この名曲を聴くと、最近では、本田美奈子を思い出してしまうし、あの澄みきった歌声が甦って来る。
映画はこの曲が生まれた話で、実際にあった物語だった。
18世紀のイギリス。当時、奴隷貿易が当たり前の現実として存在し、貴族階級はそのことによって、
私服をこやしていた。主人公の20歳前半の若き政治置家ウイリアム・ウィルバーフォースが親友と、
仲間と長年に渡り、奴隷貿易を廃止させていく話だ。その中で牧師が出てくる。これがこの曲を作詞した
ジョン・ニュートンだ。この曲をささえとして、闘っていく。牧師はもとは船長で何度も奴隷を運んでいたのだ。

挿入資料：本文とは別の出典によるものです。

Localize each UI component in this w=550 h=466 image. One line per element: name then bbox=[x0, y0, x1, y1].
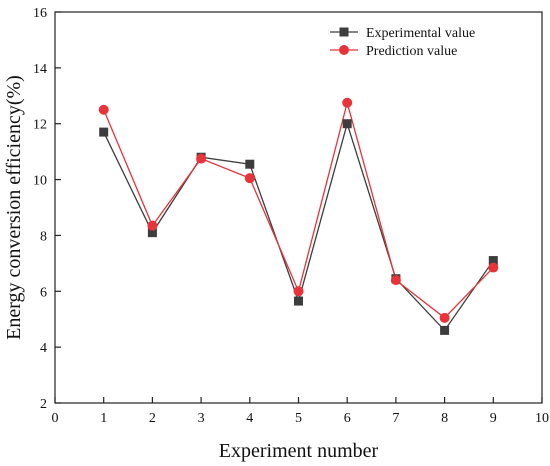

2万人もの奴隷が航海中になくなっていったのを見て来ている。自分の犯してきた罪の重さに苦しみながら、
一緒に闘うのに参加する。苦しみの中で生まれた賛美歌が「アメイジング・グレイス」だ。
グレイスとは神の恵み、あるいは加護だそうだ。
すばらしき神の悲しみよ
こんな悪人まで救ってくださった
かって道を外れていた私を
神が見つけてくださった
みえなかった目も 今は開かれた
奴隷解放と聞くと普通はアメリカのそれを思う。リンカーンによってと1862年9月。あの有名な演説。
人民の、人民による、人民のための政治。
それより半世紀前にイギリスで「奴隷貿易廃止法」がなされていた。この映画はその200周年を記念して2007年に
創られた。ドキメンタリー出身の監督だから、議会の場面などに力をいれていたが、奴隷の悲惨な場面は一度もなく
船にぶらさがっている、鉄のくさりだけだったのが、なお、映画の真髄をついていたように、思う。
男性が歌う「アメジング・グレイス」も良い、こころに深くしみいった。